Although Plitka poezija was completed by the end of March 1980, Yugoslav president Josip Broz Tito's illness and eventual death postponed the release until summer. It was ushered in by another 7-inch single, with "Bolje da nosim kratku kosu" ("I Better Wear Short Hair") and "Ori, ori".

==Track listing==
All tracks written by Nebojša Čonkić and Sreten Kovačević except where noted.

Side A
| No. | Title | Writer(s) | Length |
|---|---|---|---|
| 1. | "Poderimo rock" ("Let's Tear Rock Apart") |  | 1:57 |
| 2. | "Homburg" | Gary Brooker; Keith Reid; | 2:13 |
| 3. | "Bolje da nosim kratku kosu" ("I Better Wear Short Hair") |  | 2:30 |
| 4. | "Stop Stop" | Allan Clarke; Tony Hicks; Graham Nash; | 2:10 |
| 5. | "Biti ružan, pametan i mlad" ("To Be Ugly, Smart and Young") |  | 1:59 |
| 6. | "Ori, ori" ("Plow, Plow") |  | 1:56 |
| 7. | "Skakadak" |  | 2:16 |
| 8. | "Kratkovidi magarac" ("Shortsighted Donkey") |  | 1:22 |

Side B
| No. | Title | Writer(s) | Length |
|---|---|---|---|
| 1. | "Bela šljiva" ("White Plum") |  | 1:56 |
| 2. | "Ja sam panker u sakou starom" ("I'm a Punk Rocker in an Old Coat") |  | 1:24 |
| 3. | "Kontracepcija" ("Contraception") |  | 1:46 |
| 4. | "Šta je zbližilo nas" ("What Made Us Closer") |  | 1:35 |
| 5. | "Gledaj, ja sam svoj" ("Look, I Am My Own") |  | 2:42 |
| 6. | "Never My Love" | Don Addrisi; Dick Addrisi; | 2:12 |
| 7. | "Ljubav" ("Love") |  | 2:18 |
| 8. | "Za Yoko Ono" ("For Yoko Ono") |  | 1:59 |

==Personnel==
- Nebojša Čonkić - vocals
- Sreten Kovačević - guitar, backing vocals
- Boris Oslovčan - bass guitar, backing vocals
- Laslo Pihler - drums, backing vocals
===Additional personnel===
- Slobodan Konjović - producer, mixing
- Ivan Vlatković - sound engineer
- Marko Pešić - photography

==Reception and legacy==
The album was released to good reception by the audience, with "Biti ružan, pametan i mlad" and "Bolje da nosim kratku kosu" becoming radio hits, but to mixed reactions of the critics. Part of Yugoslav music critics considered the band's sound outdated, writing that it was not in trend with current tendencies in punk music, comparing the group with 1976 and 1977 British punk rock bands, with some of the critics even describing the band's sound as an imitation or a parody of punk.

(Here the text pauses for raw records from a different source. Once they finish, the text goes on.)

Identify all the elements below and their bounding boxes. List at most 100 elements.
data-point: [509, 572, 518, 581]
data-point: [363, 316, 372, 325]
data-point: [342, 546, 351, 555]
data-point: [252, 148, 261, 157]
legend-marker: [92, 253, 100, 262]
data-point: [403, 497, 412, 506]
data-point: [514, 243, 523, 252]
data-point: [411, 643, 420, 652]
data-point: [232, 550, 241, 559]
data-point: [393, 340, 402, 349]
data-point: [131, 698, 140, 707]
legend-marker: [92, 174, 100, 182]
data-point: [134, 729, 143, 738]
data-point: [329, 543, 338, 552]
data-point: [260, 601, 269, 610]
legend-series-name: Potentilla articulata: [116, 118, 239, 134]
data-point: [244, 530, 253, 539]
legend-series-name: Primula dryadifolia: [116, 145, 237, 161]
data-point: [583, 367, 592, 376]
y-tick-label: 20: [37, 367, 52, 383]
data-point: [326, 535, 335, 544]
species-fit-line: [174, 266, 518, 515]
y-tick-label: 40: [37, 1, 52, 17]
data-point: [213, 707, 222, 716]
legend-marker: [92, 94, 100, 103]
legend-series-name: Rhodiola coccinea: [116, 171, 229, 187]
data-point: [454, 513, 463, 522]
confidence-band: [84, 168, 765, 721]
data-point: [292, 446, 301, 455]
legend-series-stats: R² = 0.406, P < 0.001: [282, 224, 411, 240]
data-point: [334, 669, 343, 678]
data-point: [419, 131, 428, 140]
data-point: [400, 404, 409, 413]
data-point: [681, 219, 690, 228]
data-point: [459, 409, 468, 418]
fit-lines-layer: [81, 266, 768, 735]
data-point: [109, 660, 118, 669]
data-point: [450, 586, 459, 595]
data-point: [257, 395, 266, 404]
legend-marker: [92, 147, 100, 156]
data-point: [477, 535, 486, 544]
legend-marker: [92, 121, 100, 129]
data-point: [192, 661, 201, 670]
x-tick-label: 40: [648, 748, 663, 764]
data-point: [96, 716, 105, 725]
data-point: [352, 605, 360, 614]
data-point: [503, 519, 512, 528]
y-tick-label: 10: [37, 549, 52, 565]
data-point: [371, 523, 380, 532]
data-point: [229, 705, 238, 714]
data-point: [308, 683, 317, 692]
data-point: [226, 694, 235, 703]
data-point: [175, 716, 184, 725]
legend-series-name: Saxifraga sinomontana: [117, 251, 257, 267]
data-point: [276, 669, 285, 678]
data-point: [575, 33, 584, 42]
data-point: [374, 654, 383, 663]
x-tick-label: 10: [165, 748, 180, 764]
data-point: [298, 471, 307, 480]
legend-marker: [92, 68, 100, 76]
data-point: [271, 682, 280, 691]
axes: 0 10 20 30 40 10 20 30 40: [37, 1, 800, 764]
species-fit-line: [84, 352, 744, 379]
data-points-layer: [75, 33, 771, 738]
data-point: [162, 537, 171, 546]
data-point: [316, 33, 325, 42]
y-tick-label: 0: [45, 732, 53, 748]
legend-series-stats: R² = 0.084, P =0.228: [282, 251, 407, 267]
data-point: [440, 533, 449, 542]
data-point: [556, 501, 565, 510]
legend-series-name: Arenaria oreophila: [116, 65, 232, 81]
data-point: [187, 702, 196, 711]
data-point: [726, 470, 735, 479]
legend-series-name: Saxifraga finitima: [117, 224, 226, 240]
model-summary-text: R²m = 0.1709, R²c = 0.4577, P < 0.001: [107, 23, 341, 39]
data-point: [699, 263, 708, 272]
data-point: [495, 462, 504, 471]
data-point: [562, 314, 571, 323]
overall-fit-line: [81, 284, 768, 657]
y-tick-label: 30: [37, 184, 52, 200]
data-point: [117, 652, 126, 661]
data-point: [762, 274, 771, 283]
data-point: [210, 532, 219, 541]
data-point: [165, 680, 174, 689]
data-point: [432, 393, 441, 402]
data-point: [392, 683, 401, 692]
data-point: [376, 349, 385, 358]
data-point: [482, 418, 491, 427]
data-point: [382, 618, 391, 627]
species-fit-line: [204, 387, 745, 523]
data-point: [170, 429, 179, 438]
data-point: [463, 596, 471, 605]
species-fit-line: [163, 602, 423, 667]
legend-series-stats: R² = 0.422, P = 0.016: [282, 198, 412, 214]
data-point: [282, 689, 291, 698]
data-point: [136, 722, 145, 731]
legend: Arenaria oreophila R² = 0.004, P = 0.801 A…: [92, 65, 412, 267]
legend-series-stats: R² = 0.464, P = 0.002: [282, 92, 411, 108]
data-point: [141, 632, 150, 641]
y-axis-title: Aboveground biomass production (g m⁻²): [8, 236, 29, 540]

Later reviews of the album were much more positive. Journalist and author Dušan Vesić wrote in 2020: "The only reason [for unfavorable reviews] might have been the fact that it was expected from punk bands to be rough, fierce and angry, and Pekinška Patka were likable and jolly." In 1998, Plitka poezija was polled as the 77th on the list of 100 greatest Yugoslav rock and pop albums in the book YU 100: najbolji albumi jugoslovenske rok i pop muzike (YU 100: The Best albums of Yugoslav pop and rock music). In 2015, it was polled as 74th on the list of 100 Greatest Yugoslav Albums published by the Croatian edition of Rolling Stone.

The album songs "Biti ružan, pametan i mlad" and "Bolje da nosim kratku kosu" have often been described as anthems of Yugoslav punk rockers. In 2000, "Bolje da nosim kratku kosu" was polled No.39 on the Rock Express Top 100 Yugoslav Rock Songs of All Times list. In 2006, the same song was polled No.22 on the B92 Top 100 Domestic Songs list.

===Covers===
- Serbian and Yugoslav punk rock band Atheist Rap released the song "Plitka poezija", a medley of songs from the album, on their 1994 debut album Maori i Crni Gonzales (Māori and Black Gonzales).
- The band Final Solutions from Memphis, Tennessee covered Pekinška Patka songs "Kontracepcija" ("Contraception") and "Poderimo rok" on their 2006 7-inch single Return to Motherland.
- The band Downtown Boys from Providence, Rhode Island recorded a cover of "Poderimo rok" on their 2013 self-titled record.